Снизу вверх | страница 7
Сколько было непріятностей въ семьѣ изъ-за одной этой женитьбы! Избавившись отъ солдатчины, Михайло, однако, имѣлъ свое мнѣніе о женитьбѣ, что сильно раздражало отца, Онъ безпрестанно твердилъ сыну о женитьбѣ.
— Ужь это мое дѣло! — возражалъ сынъ.
— Какъ твое? А отца-то позабылъ? — волновался отецъ.
— Не забылъ, а говорю: не суйся въ чужое дѣло.

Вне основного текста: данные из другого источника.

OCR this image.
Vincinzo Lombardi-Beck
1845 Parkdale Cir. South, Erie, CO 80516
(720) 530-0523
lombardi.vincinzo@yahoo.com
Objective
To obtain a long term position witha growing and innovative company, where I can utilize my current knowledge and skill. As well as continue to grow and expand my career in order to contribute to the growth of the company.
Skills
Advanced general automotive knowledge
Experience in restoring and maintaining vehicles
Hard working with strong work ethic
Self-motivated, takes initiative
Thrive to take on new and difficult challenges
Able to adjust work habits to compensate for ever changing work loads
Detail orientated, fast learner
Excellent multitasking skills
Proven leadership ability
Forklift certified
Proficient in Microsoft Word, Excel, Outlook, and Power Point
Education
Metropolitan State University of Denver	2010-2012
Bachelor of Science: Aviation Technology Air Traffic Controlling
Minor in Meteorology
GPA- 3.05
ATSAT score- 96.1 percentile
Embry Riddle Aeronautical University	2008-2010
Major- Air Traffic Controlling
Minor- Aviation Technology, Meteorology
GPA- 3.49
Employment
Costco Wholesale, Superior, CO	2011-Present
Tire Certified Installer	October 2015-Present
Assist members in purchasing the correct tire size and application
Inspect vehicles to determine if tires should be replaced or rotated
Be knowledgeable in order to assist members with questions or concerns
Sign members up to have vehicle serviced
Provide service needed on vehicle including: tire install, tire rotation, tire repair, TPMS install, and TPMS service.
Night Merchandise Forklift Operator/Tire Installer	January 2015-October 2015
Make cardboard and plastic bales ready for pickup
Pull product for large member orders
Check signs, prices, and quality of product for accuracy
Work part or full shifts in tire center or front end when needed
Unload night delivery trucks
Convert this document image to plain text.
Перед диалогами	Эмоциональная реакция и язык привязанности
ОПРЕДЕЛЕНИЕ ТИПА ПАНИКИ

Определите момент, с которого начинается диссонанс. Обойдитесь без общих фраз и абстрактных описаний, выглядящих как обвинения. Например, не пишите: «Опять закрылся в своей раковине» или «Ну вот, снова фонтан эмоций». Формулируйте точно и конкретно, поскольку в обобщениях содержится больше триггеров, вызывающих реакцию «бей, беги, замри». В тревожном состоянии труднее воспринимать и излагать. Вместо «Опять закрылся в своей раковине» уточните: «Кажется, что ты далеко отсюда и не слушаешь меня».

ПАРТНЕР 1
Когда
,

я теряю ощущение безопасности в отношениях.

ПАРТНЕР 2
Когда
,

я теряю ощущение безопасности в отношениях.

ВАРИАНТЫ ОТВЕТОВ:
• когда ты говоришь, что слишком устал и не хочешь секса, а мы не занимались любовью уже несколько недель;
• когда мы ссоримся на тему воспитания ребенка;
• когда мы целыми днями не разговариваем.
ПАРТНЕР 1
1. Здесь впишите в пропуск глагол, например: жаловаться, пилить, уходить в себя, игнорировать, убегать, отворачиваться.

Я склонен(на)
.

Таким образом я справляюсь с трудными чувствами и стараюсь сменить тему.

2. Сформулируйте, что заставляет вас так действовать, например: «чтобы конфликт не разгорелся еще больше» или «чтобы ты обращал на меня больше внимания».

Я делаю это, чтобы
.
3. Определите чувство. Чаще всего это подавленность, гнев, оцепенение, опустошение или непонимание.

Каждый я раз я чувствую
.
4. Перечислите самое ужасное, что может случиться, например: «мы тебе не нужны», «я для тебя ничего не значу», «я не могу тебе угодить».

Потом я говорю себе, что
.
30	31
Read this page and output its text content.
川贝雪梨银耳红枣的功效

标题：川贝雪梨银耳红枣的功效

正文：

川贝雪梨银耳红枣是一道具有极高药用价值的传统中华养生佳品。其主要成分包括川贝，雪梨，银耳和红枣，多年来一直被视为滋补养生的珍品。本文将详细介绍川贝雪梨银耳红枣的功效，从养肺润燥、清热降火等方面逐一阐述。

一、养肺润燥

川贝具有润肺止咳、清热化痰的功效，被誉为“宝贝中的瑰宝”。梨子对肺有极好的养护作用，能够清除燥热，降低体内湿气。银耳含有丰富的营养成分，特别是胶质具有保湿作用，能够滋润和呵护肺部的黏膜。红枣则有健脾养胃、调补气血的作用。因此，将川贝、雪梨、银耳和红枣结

— Какъ въ чужое? Возьму вотъ я хорошую палку, да начну тебя жарить!…
Послѣ этого между отцомъ и сыномъ обыкновенно происходила распря, никогда не прекращавшаяся. Отецъ доказывалъ, что онъ имѣетъ право учить своего сына, а сынъ опровергалъ.
— Не вижу я проку въ твоемъ ученьи… Ты напередъ, скажи, учили-ли тебя-то? — глухо замѣчалъ сынъ.
— Меня… учили! — волновался отецъ.
— Палкой-то?
— Палкой-ли, чѣмъ-ли, а учили. Ужь это, братъ, сдѣлай милость, безъ ученья насъ не оставляли.
— Да какой-же прокъ отъ этого? — насмѣшливо спрашивалъ Михайло.
— Прокъ? А вотъ какой прокъ: Б-боже тебя сохрани, бывало, сказать супротивное слово отцу! Бывало, дѣдушка-то твой привяжетъ меня къ столбу, да и деретъ. И баловства этого духу у насъ не было!
— Слыхалъ я это. Да какой же тебѣ-то прокъ въ битьѣ?
— Не баловался — больше ничего!
— Ну, мало же объ васъ оббили дубья! Надо бы больше, — говорилъ сынъ, злобно смѣясь.
— Мишка! лучше замолчи, не гнѣви меня! Ей-ей, схвачу я тебя за волосья…
И такъ далѣе. Отецъ грозилъ, Михайло пренебрежительно отворачивался. Но когда дѣло заходило далеко, онъ вспыхивалъ, какъ порохъ, обнаруживая страшную свирѣпость.
— Развѣ я не правду говорю? — спрашивалъ онъ, какъ бы готовясь запустить въ отца смертельную стрѣлу, которая ранитъ того и заставитъ заревѣть отъ боли. — Развѣ не правда? Ну, скажи на милость, хороша-ли твоя участь? Ладно-ли живешь ты? А вѣдь, кажись, дубья-то получилъ въ полномъ размѣрѣ!…
— Что же, хрестьянинъ я настоящій… Слава Богу, честный хрестьянинъ! — говорилъ отецъ, едва сдерживая себѣ отъ боли.
— Какой ты крестьянинъ? Всю жизнь шатаешься по чужимъ странамъ, бросилъ домъ, пашню… Ни лошади путной, ни вола! Въ томъ только ты и крестьянинъ, что боками здоровъ отдуваться… Пойдешь на заработки — ногу тебѣ тамъ переломятъ, а придешь домой — тутъ тебя высѣкутъ!…
— Не говори такъ, Мишка! — съ страшною тоской огрызался отецъ.
— Развѣ не правда? Барщина кончилась, а тебя все лупятъ!
— Мишка, оставь!
Но Михайло злобствовалъ до конца.
— Да есть-ли въ тебѣ хоть единое живое мѣсто? Неужели ты меня думаешь учить эдакъ же маяться? Не хочу!